Digital ads have been creating some new types of problems for brands over the past few years. Bots and fraud have siphoned away ad dollars while providing no value. Some high-profile sites found their target could be tagged as "adult and inappropriate," resulting in the loss of ad revenue. Then there's the whole question of how many influencer marketers have fake followings, wasting the money they receive from brands.
Well, things are worse than we thought. A new study by the Times of London found that some big brands saw their names paired with terrorism and white supremacy content. And other developments show that the level of ad fraud is even higher than once believed. Just when you thought that online ads were a help to your bottom line, you find they're supporting a bottomless pit of problems.
The Times piece minced no words:
Advertisements for hundreds of large companies, universities and charities, including Mercedes-Benz, Waitrose and Marie Curie, appear on hate sites and YouTube videos created by supporters of terrorist groups such as Islamic State and Combat 18, a violent pro-Nazi faction.
The practice is likely to generate tens of thousands of pounds a month for extremists. An advert appearing alongside a YouTube video, for example, typically earns whoever posts the video $7.60 for every 1,000 views. Some of the most popular extremist videos have more than one million hits.
An example was Sandals Resorts, whose ad appeared next to video for Shabab, the East African branch of al Qaeda. White supremacist group promotional videos were paired with ads for Honda, the Victoria and Albert Museum, and Thomson Reuters, among others.
Google took down some of the videos and provided the Times with the following statement:
When it comes to content on YouTube, we remove flagged videos that break our rules and have a zero tolerance policy for content that incites violence or hatred.
Some content on YouTube may be controversial and offensive, which is why we only allow advertising against videos which fall within our advertising guidelines.
Our partners can also choose not to appear against content they consider inappropriate, and we have a responsibility to work with the industry to help them make informed choices.
Concern about being paired with content an advertiser considers inappropriate is an old problem.

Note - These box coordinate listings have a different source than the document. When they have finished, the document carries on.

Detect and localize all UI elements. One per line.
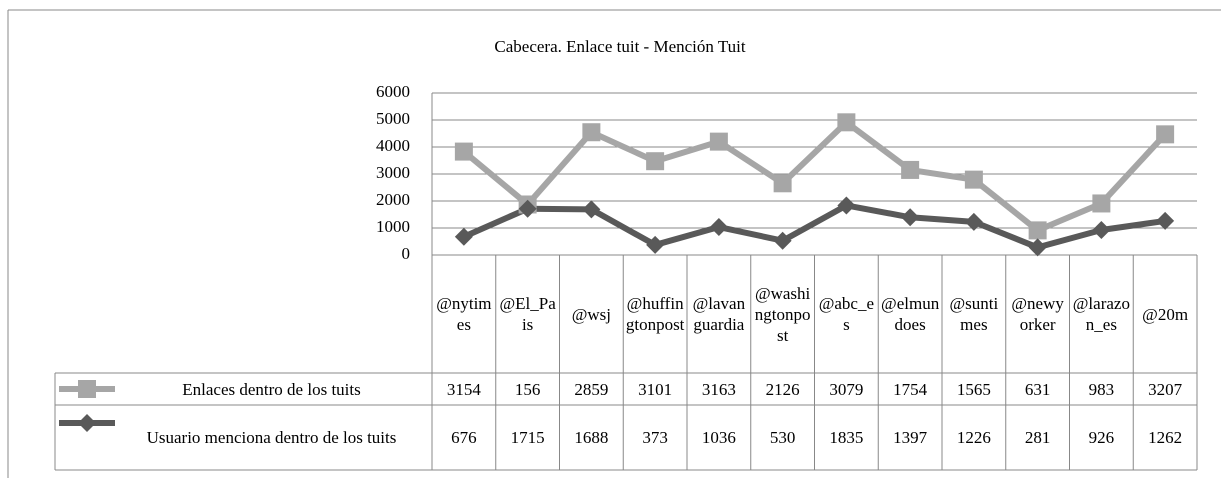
series-marker — [646, 235, 665, 254]
series-marker — [582, 200, 601, 219]
table-value: 3207 — [1148, 379, 1183, 399]
y-tick-label: 4000 — [376, 136, 410, 155]
table-value: 1262 — [1148, 428, 1183, 447]
series-marker — [837, 196, 856, 215]
series-marker — [901, 208, 920, 227]
table-value: 156 — [514, 379, 541, 399]
x-tick-label: @20m — [1142, 304, 1189, 324]
x-tick-label: @nytimes — [436, 294, 492, 334]
y-tick-label: 6000 — [376, 82, 410, 101]
table-value: 676 — [451, 428, 477, 447]
x-tick-label: @huffingtonpost — [625, 294, 685, 334]
y-tick-label: 2000 — [376, 190, 410, 209]
series-marker — [709, 218, 728, 237]
x-tick-label: @suntimes — [949, 294, 999, 334]
table-value: 373 — [642, 428, 668, 447]
series-marker — [773, 174, 792, 193]
series-marker — [646, 152, 665, 171]
x-tick-label: @lavanguardia — [692, 294, 746, 334]
series-line — [461, 119, 1168, 234]
table-value: 1688 — [574, 428, 609, 447]
series-marker — [709, 132, 728, 151]
table-value: 1835 — [829, 428, 864, 447]
table-value: 983 — [1088, 379, 1115, 399]
table-value: 1226 — [956, 428, 991, 447]
table-value: 3101 — [638, 379, 673, 399]
table-value: 2859 — [574, 379, 609, 399]
y-tick-label: 0 — [402, 244, 411, 263]
table-value: 3163 — [701, 379, 736, 399]
table-value: 631 — [1024, 379, 1051, 399]
table-value: 926 — [1088, 428, 1115, 447]
series-marker — [1092, 194, 1111, 213]
series-marker — [518, 199, 537, 218]
legend-marker — [78, 380, 96, 398]
series-marker — [964, 212, 983, 231]
table-value: 530 — [769, 428, 796, 447]
table-value: 3154 — [446, 379, 481, 399]
x-tick-label: @El_Pais — [499, 294, 556, 334]
y-tick-label: 5000 — [376, 109, 410, 128]
series-marker — [773, 231, 792, 250]
series-marker — [837, 113, 856, 132]
series-marker — [1156, 211, 1175, 230]
legend-marker — [78, 414, 96, 432]
table-value: 281 — [1024, 428, 1051, 447]
x-tick-label: @wsj — [571, 304, 612, 324]
x-tick-label: @larazon_es — [1072, 294, 1130, 334]
table-value: 2126 — [765, 379, 800, 399]
table-value: 1565 — [956, 379, 991, 399]
chart-title: Cabecera. Enlace tuit - Mención Tuit — [494, 37, 745, 56]
table-value: 1754 — [893, 379, 928, 399]
x-tick-label: @newyorker — [1011, 294, 1064, 334]
x-tick-label: @abc_es — [818, 294, 875, 334]
series-marker — [582, 123, 601, 142]
y-tick-label: 1000 — [376, 217, 410, 236]
table-value: 1397 — [893, 428, 928, 447]
series-marker — [964, 170, 983, 189]
y-tick-label: 3000 — [376, 163, 410, 182]
legend-label: Enlaces dentro de los tuits — [182, 379, 361, 399]
x-tick-label: @washingtonpost — [754, 283, 811, 345]
series-marker — [1156, 125, 1175, 144]
legend-label: Usuario menciona dentro de los tuits — [146, 428, 397, 447]
series-line — [462, 202, 1166, 251]
table-value: 1715 — [510, 428, 545, 447]
series-marker — [1028, 238, 1047, 257]
series-marker — [901, 160, 920, 179]
series-marker — [1028, 221, 1047, 240]
series-marker — [454, 227, 473, 246]
series-marker — [1092, 220, 1111, 239]
table-value: 1036 — [701, 428, 736, 447]
table-value: 3079 — [829, 379, 864, 399]
x-tick-label: @elmundoes — [881, 294, 940, 334]
series-marker — [454, 142, 473, 161]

But it used to be more easily controlled, as media buyers would indicate preferences and demands and the human beings that laid out publications accommodated them.
However, online advertising is driven by automated buying and placement. Mistakes can happen more easily and, given the vast nature of the display landscape, more readily escape detection.
Then there's ad fraud
You assume no ill will on the part of anyone when it comes to inappropriate ad pairing. But the problems with ad fraud and scamming have grown precipitously. According to a report by ZDNet security writer Zack Whittaker, Google had a problem this week with spoofed Amazon ads appearing in its search results.
The good news is that unlike other rogue ads, your machine wasn't infected or served malware in any way.
But anyone who clicked on it would not have been sent to Amazon.com as they would have hoped, but instead, they were pointed to a fake Windows support scam posing as Microsoft.
From there, scammers would have tried to trick the user into calling a number for fear that their computer was in fact infected with malware.
Google allegedly told ZDNet that it does not comment on individual ads. I have a request in for comments on both situations and will update this post with any additional information.
And there's an even bigger problem: the general questionable nature of digital ad placements, period. In a speech at an Interactive Advertising Bureau event, Marc Pritchard, chief brand officer for Procter & Gamble, while having some praise for the potential of digital ads and the possibility for "magnificent works of craft," talked of a "dark side" and said, "At the same time, we've seen an exponential increase in, well, crap."
"We serve ads to consumers through a nontransparent media supply chain with spotty compliance to common standards, unreliable measurement, hidden rebates, and new inventions like bots and methbot fraud," Pritchard said. P&G will stop paying for digital ads that don't meet its standards.
P&G claims to be the largest advertiser in the world. Even if not, it's a giant, and it's likely you'll see other big companies start to actively reassess digital ads and what they're getting from them.
Entrepreneurs need to find ways to do the same. Don't meekly accept claims of where your ads appear. Digital should be easily traceable. Demand proof. Run tests to see how much benefit you get. Put your budget into high-quality sites that have shown value and reach your audience. Turning your eyes from scamming as part of the price of a cheap campaign does you no good and wastes your money.